Profil DAS Bengawan Solo


1. LATAR BELAKANG
Sungai Bengawan Solo merupakan sebuah sumber air yang sangat potensial bagi usaha-usaha pengelolaan dan pengembangan sumber daya air (SDA), di sepanjang alirannya untuk memenuhi berbagai keperluan dan kebutuhan, antara lain untuk kebutuhan domestik, air baku air minum dan industri, irigasi dan lain-lain. Sungai Bengawan Solo merupakan sungai terbesar di Pulau Jawa, terletak di Propinsi Jawa Tengah dan Jawa Timur dengan luas wilayah sungai 12% dari seluruh wilayah Pulau Jawa pada posisi 110o18 BT sampai 112o45 BT dan 6o49LS sampai 8o08 LS. Wilayah Sungai merupakan suatu wilayah yang bentuk dan sifat alamnya merupakan satu kesatuan dengan sungai dan anak sungai yang melalui wilayah tersebut dalam fungsinya untuk menampung air yang berasal dari hujan dan sumber-sumber air lainna yang penyimpanan dan pengalirannya dihimpun dan ditata berdasarkan hukum-hukum alam sekeliling berdasarkan keseimbangan daerah tersebut. Luas total wilayah sungai (WS) Bengawan Solo 19.778 km2, terdiri dari 4 (empat) Daerah Aliran Sungai (DAS), yaitu DAS Bengawan Solo dengan luas 16.100 km 2, DAS Kali Grindulu dan Kali Lorog di Pacitan seluas 1.517 km 2, DAS kecil di kawasan pantai utara seluas 1.441 km2 dan DAS Kali Lamong seluas 720 km2.

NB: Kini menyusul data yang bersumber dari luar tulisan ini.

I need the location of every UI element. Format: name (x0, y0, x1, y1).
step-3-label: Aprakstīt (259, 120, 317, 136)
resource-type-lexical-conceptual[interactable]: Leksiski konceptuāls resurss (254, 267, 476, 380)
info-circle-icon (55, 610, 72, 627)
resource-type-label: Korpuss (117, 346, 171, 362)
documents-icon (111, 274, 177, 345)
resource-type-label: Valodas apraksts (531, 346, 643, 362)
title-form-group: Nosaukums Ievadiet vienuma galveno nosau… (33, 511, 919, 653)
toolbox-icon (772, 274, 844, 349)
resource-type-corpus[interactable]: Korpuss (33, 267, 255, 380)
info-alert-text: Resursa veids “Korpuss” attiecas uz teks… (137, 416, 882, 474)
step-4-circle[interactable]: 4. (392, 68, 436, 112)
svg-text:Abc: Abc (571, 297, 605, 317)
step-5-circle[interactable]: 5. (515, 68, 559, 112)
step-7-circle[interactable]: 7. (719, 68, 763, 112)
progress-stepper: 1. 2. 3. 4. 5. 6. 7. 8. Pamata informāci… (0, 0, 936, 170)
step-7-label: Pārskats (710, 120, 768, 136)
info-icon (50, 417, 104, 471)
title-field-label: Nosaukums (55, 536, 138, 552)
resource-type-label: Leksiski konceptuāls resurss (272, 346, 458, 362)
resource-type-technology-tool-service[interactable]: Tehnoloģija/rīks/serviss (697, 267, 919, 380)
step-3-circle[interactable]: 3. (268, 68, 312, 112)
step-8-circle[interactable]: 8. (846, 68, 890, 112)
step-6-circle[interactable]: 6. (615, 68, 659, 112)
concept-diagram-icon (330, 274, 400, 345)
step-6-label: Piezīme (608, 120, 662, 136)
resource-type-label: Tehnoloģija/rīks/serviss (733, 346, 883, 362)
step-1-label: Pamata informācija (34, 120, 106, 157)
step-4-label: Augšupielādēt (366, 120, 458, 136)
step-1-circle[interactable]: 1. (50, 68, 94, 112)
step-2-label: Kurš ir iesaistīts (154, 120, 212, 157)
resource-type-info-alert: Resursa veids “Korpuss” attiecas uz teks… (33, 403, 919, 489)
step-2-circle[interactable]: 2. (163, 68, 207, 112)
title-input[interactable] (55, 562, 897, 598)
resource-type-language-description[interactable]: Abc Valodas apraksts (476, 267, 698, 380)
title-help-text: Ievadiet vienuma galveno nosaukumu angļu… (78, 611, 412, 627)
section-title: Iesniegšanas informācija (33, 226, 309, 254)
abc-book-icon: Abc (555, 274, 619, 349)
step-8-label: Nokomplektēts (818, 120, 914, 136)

DAS Bengawan Solo merupakan DAS terluas di WS Bengawan Solo yang meliputi Sub DAS Bengawan Solo Hulu, Sub DAS Kali Madiun dan Sub DAS Bengawan Solo Hilir. Sub DAS Bengawan Solo Hulu dan sub DAS Kali Madiun dengan luas masing-masing

6.072 km2 dan 3.755 km2. Bengawan Solo Hulu dan Kali Madiun mengalirkan air dari lereng gunung berbentuk kerucut yakni Gunung Merapi ( 2.914 m), Gunung Merbabu ( 3.142 m) dan Gunung Lawu ( 3.265 m), sedangkan luas Sub DAS Bengawan Solo Hilir adalah 6.273 km2.
Secara administratif WS Bengawan Solo mencakup 17 (tujuh belas) kabupaten dan 3 (tiga) kota, yaitu: Kabupaten : Boyolali, Klaten, Sukoharjo, Wonogiri, Karanganyar, Sragen, Blora, Rembang,Ponorogo, Madiun, Magetan, Ngawi, Bojonegoro, Tuban. Lamongan, Gresik dan Pacitan. Kota : Surakarta, Madiun dan Surabaya

Pengelolaan sumber daya air merupakan suatu kegiatan yang kompleks karena menyangkut semua sektor kehidupan, sehingga harus melibatkan semua pihak baik pembuat aturan (regulator), pengguna (user) dan pengembang (developer) maupun pengelola (operator). Oleh karena itu, diperlukan upaya bersama untuk mulai menerapkan dan menggunakan pendekatan one river basin, one plan and one integrated management, sehingga keterpaduan dalam perencanaan dan pelaksanaan serta pengendalian dapat diwujudkan. Dalam pengelolaan WS Bengawan Solo Arah dan Kebijakan yang diambil adalah: Memperhatikan keserasian antara konservasi dan pendayagunaan, pengelolaan kuantitas dan kualitas air untuk menjamin ketersediaan air baik untuk saat ini maupun masa datang. Pengendalian daya rusak air terutama dalam hal penanggulangan banjir dilakukan dengan pendekatan konstruksi (penyelesaian pelaksanaan pembangunan sarana

pengendali banjir) dan non-konstruksi (konservasi sumber daya air dan pengelolaan daerah aliran sungai dengan memperhatikan keterpaduan dengan tata ruang wilayah). Pengembangan dan pengelolaan sumber daya air memerlukan penataan kelembagaan melalui pengaturan kembali kewenangan dan tanggung jawab masing-masing pemangku kepentingan.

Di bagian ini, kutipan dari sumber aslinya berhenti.